Prof. Lars Roepstorff

  • Prof. Roepstroff defined lameness in horses as “any asymmetry in the horse’s movement which is caused by pain”. This is such a clever explanation, but I suspect that it could also be developed to “any asymmetry in the horse’s movement which is, or has previously, caused pain”, which would also encompass asymmetrical and compensatory movements which have developed & become habitual over time… but that’s just my musings…
  • Asymmetrical movement in the horse of less than 20-25% is really difficult to detect with the naked eye, which is why objective lameness assessment using marker-based systems is so valuable to vets.
  • There are three things which will impact (no pun intended) of the interaction of the hoof with the ground (surface):
    • Impact forces (the forces involved with the deceleration of the hoof when it comes into contact with the ground)
    • Loading forces (the forces when the hoof & limb are carrying the bodyweight of the horse)
    • Propulsive forces (the forces involved with the hoof ‘pushing off’ from the ground)
  • There are no evidence-based ‘safe levels’ for equestrian arena surfaces
  • There is a researcher in America who has designed & created the world’s first mechanical ‘horse hoof’, which is used to test & establish exactly what happens when the horse’s hoof hits the ground
  • There are a number of key characteristics of equestrian artificial arena surfaces, which impact on hoof dynamics & function:
    • Impact firmness (basically the characteristics of the top layer of surface)

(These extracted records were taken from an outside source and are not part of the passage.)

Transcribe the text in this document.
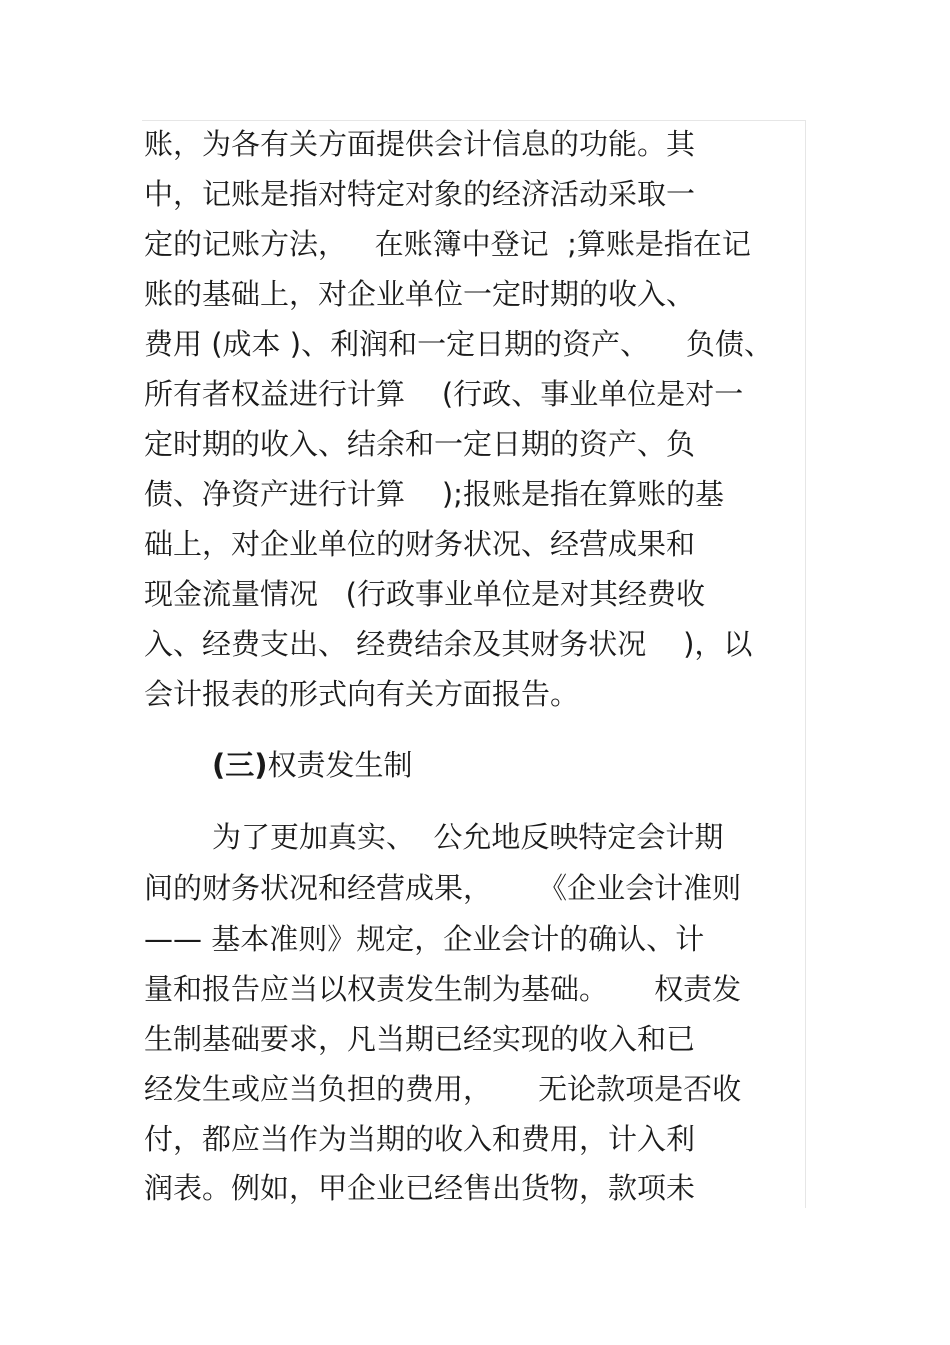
账，为各有关方面提供会计信息的功能。其
中，记账是指对特定对象的经济活动采取一
定的记账方法，   在账簿中登记  ;算账是指在记
账的基础上，对企业单位一定时期的收入、
费用 (成本 )、利润和一定日期的资产、    负债、
所有者权益进行计算    (行政、事业单位是对一
定时期的收入、结余和一定日期的资产、负
债、净资产进行计算    );报账是指在算账的基
础上，对企业单位的财务状况、经营成果和
现金流量情况   (行政事业单位是对其经费收
入、经费支出、 经费结余及其财务状况    )，以
会计报表的形式向有关方面报告。
(三)权责发生制
为了更加真实、  公允地反映特定会计期
间的财务状况和经营成果，     《企业会计准则
—— 基本准则》规定，企业会计的确认、计
量和报告应当以权责发生制为基础。     权责发
生制基础要求，凡当期已经实现的收入和已
经发生或应当负担的费用，     无论款项是否收
付，都应当作为当期的收入和费用，计入利
润表。例如，甲企业已经售出货物，款项未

    • Cushioning (i.e. what is the maximum load that the surface can take while maintaining its properties? This equates to the middle layer of the surface)
    • Responsiveness (i.e. elasticity of the surface)
    • Grip (the surface needs to reduce slip, but at the same time allow slip!)
    • Uniformity (i.e. how consistent is the surface?)
  • According to Prof. Roepstorff, “there are no poor surfaces, only poor use of surfaces”. Personally I’d add something else to this quote… “and poor maintenance of surfaces”…
  • Prof. Roepstorff also presented unpublished research in relation to the athletic requirements of riders & their training, where he discussed evidence of the impact of rider’s foot balance on the limb & pelvic stability

I made so many notes on the day, and wish I could remember every little detail! However there were lots of really interesting points, and serious scope for greater research. What’s the phrase… “the more you find out, the less you know?”